I’ve been developing a 2D vertical scrolling rhythm game, with notes as gameObjects falling into a 2D clickable object with a 2D collider (not a UI button).
I want some code to execute when both are true: the note is above the *clickable object (*achieved with the colliders and OnTriggerEnter2D() ) and the clickable object is pressed.
And using OnTriggerEnter2D() and OnPointerDown() works, but not always. There tends to be times where the OnPointerDown() method completely misfires when the clickable object is pressed and is not executed.
Is there a conflict between using OnPointerDown() and OnTriggerEnter2D(), or is there anything about their behaviour that I’m missing that may influence their performance?
Note: Same behaviour has been happening when using OnMouseDown() instead.
Hi, thank you for your reply. I’m still quite confused about why the click will get lost, because what we are doing is to set a clicked bool to true after clicking, and a triggered bool to true after the collision trigger, and then make something happen when both are true, so from the first time triggered becomes true to when we click there is quite a long time gap, so we don’t think the trigger will “overwrite” the click in some way.
I’m sure that I still have some misconceptions, so I’d be grateful if you could clear me out a bit more.
Also I didn’t quite understand what you meant by to buffer the mouse intent, could you explain further please?
Store the fact that it happened in a local variable.
And yet it doesn’t work.
What is often happening in these cases is one of the following:
the code you think is executing is not actually executing at all
the code is executing far EARLIER or LATER than you think
the code is executing far LESS OFTEN than you think
the code is executing far MORE OFTEN than you think
the code is executing on another GameObject than you think it is
To help gain more insight into your problem, I recommend liberally sprinkling Debug.Log() statements through your code to display information in realtime.
Doing this should help you answer these types of questions:
is this code even running? which parts are running? how often does it run? what order does it run in?
what are the values of the variables involved? Are they initialized? Are the values reasonable?
are you meeting ALL the requirements to receive callbacks such as triggers / colliders (review the documentation)

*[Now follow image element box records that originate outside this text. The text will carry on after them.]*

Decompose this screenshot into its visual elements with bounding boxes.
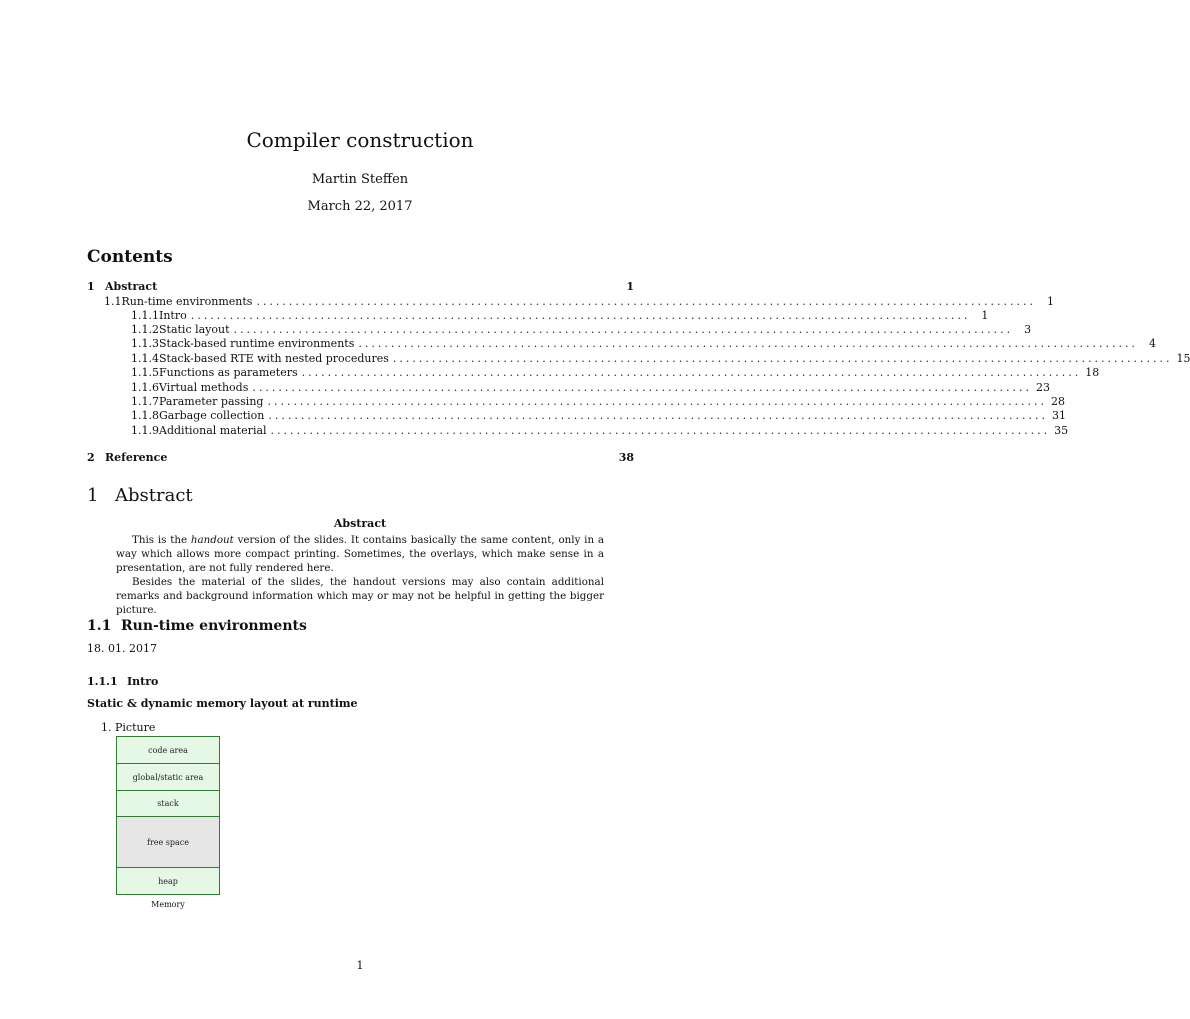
toc-leader-dots: ........................................................................................................................ [252, 381, 1032, 394]
toc-entry[interactable] [104, 295, 1055, 309]
toc-entry-page: 15 [1176, 352, 1190, 365]
toc-entry-page: 1 [1047, 295, 1055, 308]
memory-cell-code-area: code area [117, 737, 219, 764]
abstract-paragraph: This is the handout version of the slides. It contains basically the same content, only in a way which allows more compact printing. Sometimes, the overlays, which make sense in a presentation, are not fully rendered here. [116, 534, 604, 574]
toc-leader-dots: ........................................................................................................................ [190, 309, 971, 322]
toc-entry[interactable] [87, 280, 634, 294]
toc-leader-dots: ........................................................................................................................ [267, 395, 1048, 408]
subsubsection-title: Intro [127, 675, 159, 688]
toc-entry-label: Additional material [159, 424, 267, 437]
toc-entry-page: 18 [1085, 366, 1100, 379]
toc-entry-number: 1.1.2 [131, 323, 159, 336]
toc-entry[interactable] [131, 337, 1156, 351]
memory-cell-stack: stack [117, 791, 219, 817]
toc-entry-page: 4 [1148, 337, 1156, 350]
subsection-title: Run-time environments [121, 618, 307, 634]
section-heading-abstract [87, 485, 193, 506]
contents-heading: Contents [87, 247, 173, 267]
memory-cell-free-space: free space [117, 817, 219, 868]
toc-entry-number: 1.1.6 [131, 381, 159, 394]
subsection-date: 18. 01. 2017 [87, 642, 157, 655]
toc-entry[interactable] [87, 451, 634, 465]
emphasis: handout [190, 534, 234, 546]
toc-entry-number: 1 [87, 280, 95, 293]
toc-entry[interactable] [131, 309, 989, 323]
abstract-body [116, 533, 604, 617]
subsection-heading [87, 618, 307, 634]
toc-leader-dots: ........................................................................................................................ [256, 295, 1037, 308]
toc-entry-label: Virtual methods [159, 381, 249, 394]
subsubsection-heading [87, 675, 158, 688]
abstract-paragraph: Besides the material of the slides, the handout versions may also contain additional remarks and background information which may or may not be helpful in getting the bigger picture. [116, 576, 604, 616]
toc-leader-dots: ........................................................................................................................ [268, 409, 1048, 422]
toc-leader-dots: ........................................................................................................................ [358, 337, 1138, 350]
toc-entry-number: 2 [87, 451, 95, 464]
toc-entry-page: 31 [1051, 409, 1066, 422]
toc-entry[interactable] [131, 323, 1032, 337]
toc-entry-page: 28 [1051, 395, 1066, 408]
memory-cell-heap: heap [117, 868, 219, 894]
toc-entry-label: Reference [105, 451, 168, 464]
toc-entry-page: 23 [1035, 381, 1050, 394]
toc-entry-page: 38 [618, 451, 634, 464]
toc-entry-number: 1.1 [104, 295, 122, 308]
memory-caption: Memory [151, 900, 185, 909]
toc-entry[interactable] [131, 352, 1190, 366]
toc-entry-number: 1.1.3 [131, 337, 159, 350]
document-date: March 22, 2017 [307, 199, 413, 214]
subsubsection-number: 1.1.1 [87, 675, 118, 688]
toc-entry[interactable] [131, 395, 1066, 409]
subsection-number: 1.1 [87, 618, 112, 634]
memory-diagram [116, 736, 220, 895]
toc-entry-label: Garbage collection [159, 409, 265, 422]
toc-leader-dots: ........................................................................................................................ [233, 323, 1014, 336]
toc-entry-number: 1.1.8 [131, 409, 159, 422]
toc-entry-label: Static layout [159, 323, 230, 336]
toc-entry-label: Parameter passing [159, 395, 264, 408]
section-title: Abstract [115, 485, 193, 506]
toc-entry-label: Run-time environments [121, 295, 253, 308]
toc-entry-number: 1.1.1 [131, 309, 159, 322]
toc-entry-number: 1.1.5 [131, 366, 159, 379]
toc-entry[interactable] [131, 424, 1069, 438]
toc-entry-number: 1.1.7 [131, 395, 159, 408]
section-number: 1 [87, 485, 99, 506]
toc-entry-label: Intro [159, 309, 187, 322]
list-item: 1. Picture [101, 721, 156, 734]
abstract-title: Abstract [333, 517, 387, 530]
toc-leader-dots: ........................................................................................................................ [270, 424, 1051, 437]
page-number: 1 [356, 959, 364, 972]
toc-entry-page: 1 [626, 280, 634, 293]
toc-entry-page: 3 [1024, 323, 1032, 336]
memory-cell-global-static-area: global/static area [117, 764, 219, 791]
toc-leader-dots: ........................................................................................................................ [301, 366, 1082, 379]
toc-entry-label: Abstract [105, 280, 158, 293]
toc-entry-page: 35 [1054, 424, 1069, 437]
toc-entry-label: Stack-based runtime environments [159, 337, 355, 350]
toc-entry-number: 1.1.4 [131, 352, 159, 365]
toc-entry[interactable] [131, 366, 1100, 380]
toc-entry-number: 1.1.9 [131, 424, 159, 437]
toc-leader-dots: ........................................................................................................................ [392, 352, 1173, 365]
document-title: Compiler construction [246, 128, 474, 152]
paragraph-heading: Static & dynamic memory layout at runtime [87, 697, 358, 710]
toc-entry[interactable] [131, 409, 1066, 423]
author: Martin Steffen [311, 172, 409, 187]
toc-entry[interactable] [131, 381, 1050, 395]
toc-entry-label: Stack-based RTE with nested procedures [159, 352, 389, 365]
toc-entry-page: 1 [981, 309, 989, 322]
toc-entry-label: Functions as parameters [159, 366, 298, 379]
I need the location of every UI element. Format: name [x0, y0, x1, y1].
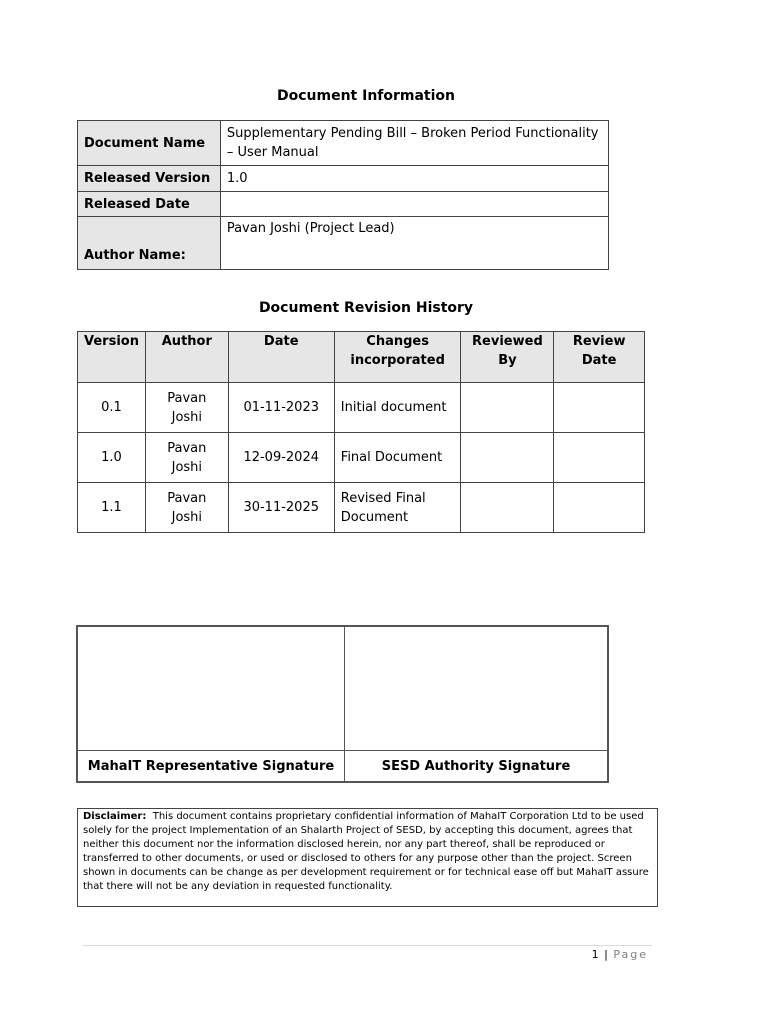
- revision-history-table: [77, 331, 645, 533]
- cell-author: Pavan Joshi: [145, 383, 228, 433]
- cell-changes: Initial document: [334, 383, 461, 433]
- cell-date: 01-11-2023: [228, 383, 334, 433]
- cell-changes: Revised Final Document: [334, 483, 461, 533]
- table-row: [78, 192, 609, 217]
- col-date: Date: [228, 332, 334, 383]
- table-row: [78, 483, 645, 533]
- signature-table: [76, 625, 609, 783]
- sesd-signature-area: [345, 626, 609, 751]
- revision-history-heading: Document Revision History: [258, 300, 474, 316]
- page-footer: [592, 948, 648, 961]
- cell-review-date: [554, 483, 645, 533]
- released-version-label: Released Version: [78, 166, 221, 192]
- released-date-value: [220, 192, 608, 217]
- cell-review-date: [554, 383, 645, 433]
- col-author: Author: [145, 332, 228, 383]
- cell-reviewed-by: [461, 433, 554, 483]
- doc-name-value: Supplementary Pending Bill – Broken Period Functionality – User Manual: [220, 121, 608, 166]
- footer-divider: [82, 945, 652, 946]
- disclaimer-label: Disclaimer:: [83, 811, 147, 822]
- doc-name-label: Document Name: [78, 121, 221, 166]
- footer-separator: |: [604, 948, 608, 961]
- disclaimer-box: [77, 808, 658, 907]
- cell-author: Pavan Joshi: [145, 433, 228, 483]
- mahait-signature-area: [77, 626, 345, 751]
- col-version: Version: [78, 332, 146, 383]
- cell-version: 1.1: [78, 483, 146, 533]
- cell-author: Pavan Joshi: [145, 483, 228, 533]
- signature-label-row: [77, 751, 608, 783]
- doc-info-heading: Document Information: [276, 88, 456, 104]
- page-number: 1: [591, 948, 599, 961]
- table-row: [78, 121, 609, 166]
- col-changes: Changes incorporated: [334, 332, 461, 383]
- table-header-row: [78, 332, 645, 383]
- author-name-value: Pavan Joshi (Project Lead): [220, 217, 608, 270]
- table-row: [78, 166, 609, 192]
- author-name-label: Author Name:: [78, 217, 221, 270]
- col-reviewed-by: Reviewed By: [461, 332, 554, 383]
- cell-changes: Final Document: [334, 433, 461, 483]
- col-review-date: Review Date: [554, 332, 645, 383]
- cell-version: 0.1: [78, 383, 146, 433]
- released-date-label: Released Date: [78, 192, 221, 217]
- cell-reviewed-by: [461, 383, 554, 433]
- table-row: [78, 383, 645, 433]
- disclaimer-text: This document contains proprietary confidential information of MahaIT Corporation Ltd to be used solely for the project Implementation of an Shalarth Project of SESD, by accepting this document, agrees that neither this document nor the information disclosed herein, nor any part thereof, shall be reproduced or transferred to other documents, or used or disclosed to others for any purpose other than the project. Screen shown in documents can be change as per development requirement or for technical ease off but MahaIT assure that there will not be any deviation in requested functionality.: [83, 811, 649, 892]
- page-word: Page: [613, 948, 648, 961]
- cell-version: 1.0: [78, 433, 146, 483]
- released-version-value: 1.0: [220, 166, 608, 192]
- table-row: [78, 433, 645, 483]
- signature-blank-row: [77, 626, 608, 751]
- doc-info-table: [77, 120, 609, 270]
- cell-date: 30-11-2025: [228, 483, 334, 533]
- cell-date: 12-09-2024: [228, 433, 334, 483]
- mahait-signature-label: MahaIT Representative Signature: [77, 751, 345, 783]
- table-row: [78, 217, 609, 270]
- cell-review-date: [554, 433, 645, 483]
- cell-reviewed-by: [461, 483, 554, 533]
- sesd-signature-label: SESD Authority Signature: [345, 751, 609, 783]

Knowing this information will help you reason about the behavior you are seeing.
You can also put in Debug.Break() to pause the Editor when certain interesting pieces of code run, and then study the scene
You could also just display various important quantities in UI Text elements to watch them change as you play the game.
If you are running a mobile device you can also view the console output. Google for how on your particular mobile target.
Here’s an example of putting in a laser-focused Debug.Log() and how that can save you a TON of time wallowing around speculating what might be going wrong:
I’m the co-developer here, we eventually re-wrote the entire thing with Input.getTouch() and to compare the coordinates between the touch and the buttons, and it worked perfectly. The only difference I can think of is that this time we actually put the input detection in Update(), though it’s still unclear why our previous version didn’t work…
Thanks for your advices though, the debugging methods are helpful
If in the previous version it WASN’T in Update(), then it wouldn’t work, so that’s pretty clear.
Look again at the timing diagram and realize that Update() and FixedUpdate() are NOT kept in sync by design, so if you check for edge-trigger type input outside of Update(), you’re gonna miss input.